Toute une population presque ludique semblant bien paisible au moment des fêtes de Noël et du passage solsticial d'hiver célébrant la paix universelle. Bien sûr tout ceci est très émouvant... Mais il y a un autre aspect pratiquement jamais soulevé ni rapporté.

Les travaux du marquis Jehan de Saint-Genies

Nous savons par les recherches du Père Jean-philippe Nautons, du Dr Jean Gaciat et surtout du marquis Jehan de Saint-Genies, que d'autres pratiques entouraient les santons de Provence.
Il y a tout d'abord un aspect magique indéniable. Le but de ce travail était de reproduire avec les plus grandes précisions possibles les personnalités servant de modèles. Et c'est à ce moment que certains occultistes locaux intervenaient car ils s'aperçurent qu'il y avait très peu de distance du santon personnalisé à la "poupée d'envoûtement"... Alors certains rites de sorcellerie allèrent bon train, bien qu'utilisés avec tant de discrétion que peu d'écrivains en firent état.

Des santons guerriers d'Empire!

L'homme le plus célèbre ayant fait appel à la magie des petits personnages fut... Napoléon 1er! Certes ce dernier utilisait d'abord des soldats de plomb pour simuler ses plans de batailles, mais nous savons par le marquis de Saint-Genies qu'il fit appel à un certain Bernard Maurely pour faire façonner des guerriers d'Empire dans une argile ayant subi une préparation particulière dont il est hors propos ici de donner la composition. Ces petits guerriers furent utilisés pour des rites magiques de transfert de personnalité et de force. B. Maurely fut retrouvé mort 3 mois avant les grandes déblacles militaires de l'Empereur... Hasard des victoires guerrières ou retour du voult??? Il est utile, à cet instant de préciser aussi que Joseph Bonaparte était Frère Maçon inscrit à la Loge "Parfaite Sincérité" et membre de cette société fraternelle dès 1793. On en trouvait encore la trace dans les archives de cet atelier le 03 juin 1810.
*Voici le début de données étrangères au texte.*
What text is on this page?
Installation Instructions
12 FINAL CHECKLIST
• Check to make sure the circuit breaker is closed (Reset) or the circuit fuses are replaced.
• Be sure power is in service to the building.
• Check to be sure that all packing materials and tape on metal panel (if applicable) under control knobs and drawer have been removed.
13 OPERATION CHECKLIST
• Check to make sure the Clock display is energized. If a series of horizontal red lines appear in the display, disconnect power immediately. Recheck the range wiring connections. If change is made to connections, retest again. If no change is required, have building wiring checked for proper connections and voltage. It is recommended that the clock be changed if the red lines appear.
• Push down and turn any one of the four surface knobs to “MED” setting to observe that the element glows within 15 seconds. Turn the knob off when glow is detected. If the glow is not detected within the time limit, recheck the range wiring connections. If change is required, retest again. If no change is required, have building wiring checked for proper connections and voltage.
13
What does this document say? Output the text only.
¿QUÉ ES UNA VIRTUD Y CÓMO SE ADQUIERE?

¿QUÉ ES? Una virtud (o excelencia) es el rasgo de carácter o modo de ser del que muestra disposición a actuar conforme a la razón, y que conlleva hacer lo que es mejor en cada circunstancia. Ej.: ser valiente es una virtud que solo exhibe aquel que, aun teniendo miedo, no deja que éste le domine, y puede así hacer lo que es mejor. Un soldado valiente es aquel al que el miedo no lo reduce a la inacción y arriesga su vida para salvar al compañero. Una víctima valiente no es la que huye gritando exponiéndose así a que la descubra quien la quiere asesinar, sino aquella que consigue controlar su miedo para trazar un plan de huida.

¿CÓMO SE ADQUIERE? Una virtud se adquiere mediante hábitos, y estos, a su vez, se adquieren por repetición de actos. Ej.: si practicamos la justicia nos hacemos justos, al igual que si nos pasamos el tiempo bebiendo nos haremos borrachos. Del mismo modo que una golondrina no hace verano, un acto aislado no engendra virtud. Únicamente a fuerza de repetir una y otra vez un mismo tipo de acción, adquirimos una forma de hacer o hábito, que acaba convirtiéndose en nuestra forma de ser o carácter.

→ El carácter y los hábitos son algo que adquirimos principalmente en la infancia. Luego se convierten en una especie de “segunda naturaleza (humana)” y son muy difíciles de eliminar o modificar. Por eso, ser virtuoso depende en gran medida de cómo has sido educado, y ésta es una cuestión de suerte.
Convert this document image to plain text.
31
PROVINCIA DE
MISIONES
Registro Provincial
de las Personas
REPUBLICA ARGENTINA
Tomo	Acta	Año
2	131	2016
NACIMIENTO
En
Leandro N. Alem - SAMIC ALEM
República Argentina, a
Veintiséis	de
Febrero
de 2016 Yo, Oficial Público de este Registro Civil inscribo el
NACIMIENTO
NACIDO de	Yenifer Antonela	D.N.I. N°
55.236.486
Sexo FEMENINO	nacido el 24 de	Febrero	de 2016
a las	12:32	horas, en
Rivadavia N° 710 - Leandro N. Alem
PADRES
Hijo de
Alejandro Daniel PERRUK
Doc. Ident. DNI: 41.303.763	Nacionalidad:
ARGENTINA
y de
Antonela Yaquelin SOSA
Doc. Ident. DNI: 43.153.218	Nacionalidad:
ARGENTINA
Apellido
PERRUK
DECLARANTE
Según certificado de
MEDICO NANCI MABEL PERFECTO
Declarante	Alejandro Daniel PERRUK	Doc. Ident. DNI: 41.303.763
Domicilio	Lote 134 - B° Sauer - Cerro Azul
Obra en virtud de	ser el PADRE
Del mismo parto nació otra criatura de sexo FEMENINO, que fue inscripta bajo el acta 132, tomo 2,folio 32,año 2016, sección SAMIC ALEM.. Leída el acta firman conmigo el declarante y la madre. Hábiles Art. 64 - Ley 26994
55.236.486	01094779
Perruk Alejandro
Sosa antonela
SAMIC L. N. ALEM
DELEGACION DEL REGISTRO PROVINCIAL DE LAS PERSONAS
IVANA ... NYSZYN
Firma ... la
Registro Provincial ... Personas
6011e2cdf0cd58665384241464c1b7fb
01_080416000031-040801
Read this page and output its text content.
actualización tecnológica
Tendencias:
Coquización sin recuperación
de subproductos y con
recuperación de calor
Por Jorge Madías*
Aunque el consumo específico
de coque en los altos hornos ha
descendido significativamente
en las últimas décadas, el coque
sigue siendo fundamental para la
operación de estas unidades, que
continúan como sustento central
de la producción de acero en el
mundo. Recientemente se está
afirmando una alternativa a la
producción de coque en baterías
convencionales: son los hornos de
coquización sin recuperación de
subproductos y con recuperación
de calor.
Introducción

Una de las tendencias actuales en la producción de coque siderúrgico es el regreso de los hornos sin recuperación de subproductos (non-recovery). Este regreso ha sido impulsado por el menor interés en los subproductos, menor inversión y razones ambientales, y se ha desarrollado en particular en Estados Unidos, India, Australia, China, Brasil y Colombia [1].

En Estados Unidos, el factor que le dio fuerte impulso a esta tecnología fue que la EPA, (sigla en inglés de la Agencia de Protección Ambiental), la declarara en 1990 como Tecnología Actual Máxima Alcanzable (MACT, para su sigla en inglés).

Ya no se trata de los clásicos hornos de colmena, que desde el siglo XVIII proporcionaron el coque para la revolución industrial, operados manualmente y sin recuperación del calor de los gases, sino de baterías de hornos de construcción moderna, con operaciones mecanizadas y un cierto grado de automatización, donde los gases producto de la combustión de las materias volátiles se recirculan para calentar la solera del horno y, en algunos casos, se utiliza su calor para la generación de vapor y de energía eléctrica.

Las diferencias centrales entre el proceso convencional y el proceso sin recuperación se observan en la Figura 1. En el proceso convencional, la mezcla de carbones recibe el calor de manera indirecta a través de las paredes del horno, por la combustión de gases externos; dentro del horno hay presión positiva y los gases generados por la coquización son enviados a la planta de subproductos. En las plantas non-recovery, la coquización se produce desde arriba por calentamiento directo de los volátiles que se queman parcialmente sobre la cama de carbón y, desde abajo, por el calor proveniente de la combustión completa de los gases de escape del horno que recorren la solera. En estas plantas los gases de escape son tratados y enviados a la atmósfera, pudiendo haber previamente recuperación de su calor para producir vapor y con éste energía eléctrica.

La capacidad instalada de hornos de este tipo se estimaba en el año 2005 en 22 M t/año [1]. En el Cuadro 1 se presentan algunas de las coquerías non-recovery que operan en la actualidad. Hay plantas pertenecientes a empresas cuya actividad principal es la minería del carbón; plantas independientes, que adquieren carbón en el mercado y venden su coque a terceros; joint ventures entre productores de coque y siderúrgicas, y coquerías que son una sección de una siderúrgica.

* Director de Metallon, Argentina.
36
Un autre rite pour les santons

Mais fort heureusement, il y eut d'autres usages à cet aspect du transfert de personnalité. C'est ainsi que selon un rite approprié plusieurs occultistes, dès le 19e S. parvinrent à reconstituer un petit santon à l'effigie d'un "demandeur"... Puis de ce premier "jumeau" parvenaient à remonter les différentes vies antérieures et concrétiser les réincarnations jusqu'à 5 antécédents!
Il est évident que ceux sachant le rite compliqué de la remontée dans le temps des santons se faisaient discrets... Pourtant non seulement il est possible d'en retrouver des informations écrites sous formes de notes manuscrites, mais encore nous savons par ces archives étonnantes d'où l'argile de base provenait et quelle préparation elle subissait.
Aujourd'hui ce rite existe encore dans le secteur de Marseille, et au moins 2 collectionneurs privés possèdent plusieurs séries de ces " santons voyageurs" d'argile propulsant toujours dans le temps ceux qui ne sont déjà plus... car le rituel compliqué mais extrêmement complet prévoyait formidablement non seulement le passé mais aussi l'avenir.
C'est ainsi que les mystères antiques et profonds de Marseille rejoignent les énigmes incroyables de notre époque!!! A nous d'en tenter l'approche et la compréhension avec un maximum de prudence et de respect!